We must determine from the record before us whether the parole of petitioner was lawfully revoked. Section 947.22 provides that if any member of the Commission or any parole supervisor has "reasonable ground" to believe that a parolee has violated the terms of his parole in a "material respect," the parolee under outlined procedure shall be brought before the Commission; Section 947.23(1), F.S. 1951, provides that in event of charge of violation, the parolee shall appear before the Commission in person, with counsel if he desires, and a hearing shall be had at which "the State of Florida and the parolee may introduce such evidence as they may deem necessary and pertinent to the charge of parole violation." (Emphasis added.)
The admission by respondent that the Commission considered in arriving at its decision, a report not placed in evidence at the hearing, is a clear violation of the specific language of the statute requiring that the "State of Florida and the parolee may introduce such evidence as they may deem necessary and pertinent to the charge of parole violation." Under the language of the statute, it was the duty of the Commission to offer into evidence at a hearing in which the parolee was present such evidence as was necessary to sustain the charge. The Commission had no right to treat as evidence material not introduced as such or to consider any information outside the record in its disposition of the case.
The only evidence introduced before the Commission was the testimony of the petitioner.
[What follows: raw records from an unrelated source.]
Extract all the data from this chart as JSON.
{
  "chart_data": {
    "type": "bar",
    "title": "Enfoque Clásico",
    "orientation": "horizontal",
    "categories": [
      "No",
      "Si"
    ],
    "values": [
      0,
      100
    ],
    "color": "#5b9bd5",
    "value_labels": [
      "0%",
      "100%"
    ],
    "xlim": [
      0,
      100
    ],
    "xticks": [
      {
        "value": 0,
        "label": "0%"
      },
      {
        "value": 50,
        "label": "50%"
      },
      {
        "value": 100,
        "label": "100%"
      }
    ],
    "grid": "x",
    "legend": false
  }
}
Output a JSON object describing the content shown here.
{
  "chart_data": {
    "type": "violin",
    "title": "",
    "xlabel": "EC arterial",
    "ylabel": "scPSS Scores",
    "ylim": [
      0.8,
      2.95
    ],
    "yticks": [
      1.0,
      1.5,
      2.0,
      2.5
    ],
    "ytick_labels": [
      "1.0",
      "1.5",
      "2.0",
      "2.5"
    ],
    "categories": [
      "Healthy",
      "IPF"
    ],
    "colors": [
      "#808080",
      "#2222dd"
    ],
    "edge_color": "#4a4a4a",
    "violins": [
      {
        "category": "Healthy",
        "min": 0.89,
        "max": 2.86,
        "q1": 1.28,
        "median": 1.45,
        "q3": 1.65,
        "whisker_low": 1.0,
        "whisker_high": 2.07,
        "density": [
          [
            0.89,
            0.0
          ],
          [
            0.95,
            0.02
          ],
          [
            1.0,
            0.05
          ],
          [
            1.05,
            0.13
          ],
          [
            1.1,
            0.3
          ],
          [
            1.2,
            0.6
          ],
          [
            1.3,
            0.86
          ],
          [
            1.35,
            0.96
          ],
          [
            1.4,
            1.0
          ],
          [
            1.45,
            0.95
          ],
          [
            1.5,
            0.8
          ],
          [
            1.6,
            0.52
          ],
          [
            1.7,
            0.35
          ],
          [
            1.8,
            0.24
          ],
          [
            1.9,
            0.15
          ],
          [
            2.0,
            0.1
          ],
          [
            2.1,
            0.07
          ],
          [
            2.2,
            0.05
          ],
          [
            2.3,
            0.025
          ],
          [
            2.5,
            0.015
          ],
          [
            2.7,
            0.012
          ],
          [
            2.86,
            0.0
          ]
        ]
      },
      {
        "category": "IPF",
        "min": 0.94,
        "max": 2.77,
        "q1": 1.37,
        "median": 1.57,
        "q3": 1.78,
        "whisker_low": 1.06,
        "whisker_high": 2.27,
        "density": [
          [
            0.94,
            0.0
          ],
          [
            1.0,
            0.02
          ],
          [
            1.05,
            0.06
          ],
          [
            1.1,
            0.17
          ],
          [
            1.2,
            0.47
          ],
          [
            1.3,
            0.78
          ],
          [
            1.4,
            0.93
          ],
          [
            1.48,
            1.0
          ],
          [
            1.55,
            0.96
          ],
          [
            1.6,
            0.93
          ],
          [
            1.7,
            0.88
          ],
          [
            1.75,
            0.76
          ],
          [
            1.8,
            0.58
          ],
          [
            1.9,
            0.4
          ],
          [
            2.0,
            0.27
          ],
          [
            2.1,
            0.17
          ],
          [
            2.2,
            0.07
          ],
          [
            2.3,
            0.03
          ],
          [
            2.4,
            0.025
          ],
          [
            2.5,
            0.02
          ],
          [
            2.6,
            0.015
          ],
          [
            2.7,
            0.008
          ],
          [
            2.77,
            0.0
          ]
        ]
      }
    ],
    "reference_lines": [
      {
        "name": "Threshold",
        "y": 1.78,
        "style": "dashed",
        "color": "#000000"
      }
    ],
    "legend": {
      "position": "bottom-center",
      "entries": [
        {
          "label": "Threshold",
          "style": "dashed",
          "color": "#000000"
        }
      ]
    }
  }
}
We have carefully considered such testimony and find that it [parolee's testimony] fails to show violation of his parole in any material respect but, on the contrary, is a consistent denial or explanation of all factual accusations with reference to material matters about which he was questioned. Thus the record before us clearly sustains petitioner's position that there was no evidence offered before the Commission authorizing the revocation of his parole.
We do not say that hearings of the sort mentioned in the statute must be formal in nature. Nevertheless, the Commission in conducting such hearings must be guided by basic principles of fairness. At common law a hearing required at least the right seasonably to know the charges preferred, to meet them by competent evidence and to be heard by counsel upon the probative force of the evidence adduced by both sides. See Wisconsin Telephone Co. v. Public Service Commission, 232 Wis. 274, 287 N.W. 122, 133. The substance of these common-law requirements is embraced within our statute, and under this statute the Commission has no authority in arriving at its determination to take into consideration matters not presented in evidence at a hearing attended by the parolee. If the Legislature had intended to *883 give the Parole Commission the power to revoke a parole at its pleasure, it would not have been necessary so carefully to provide for a hearing, after notice, with counsel if desired by the parolee, and stipulate in the statute that within a reasonable time after the hearing such Commission should "make findings upon such charge[s]" and "enter an order determining" whether such charges had been proved.
The petitioner is discharged but without prejudice to the Commission to conduct further hearings and adduce evidence on the question of petitioner's alleged parole violations, in conformity to the views herein expressed.
THOMAS, Acting Chief Justice, and HOBSON and MATHEWS, JJ., concur.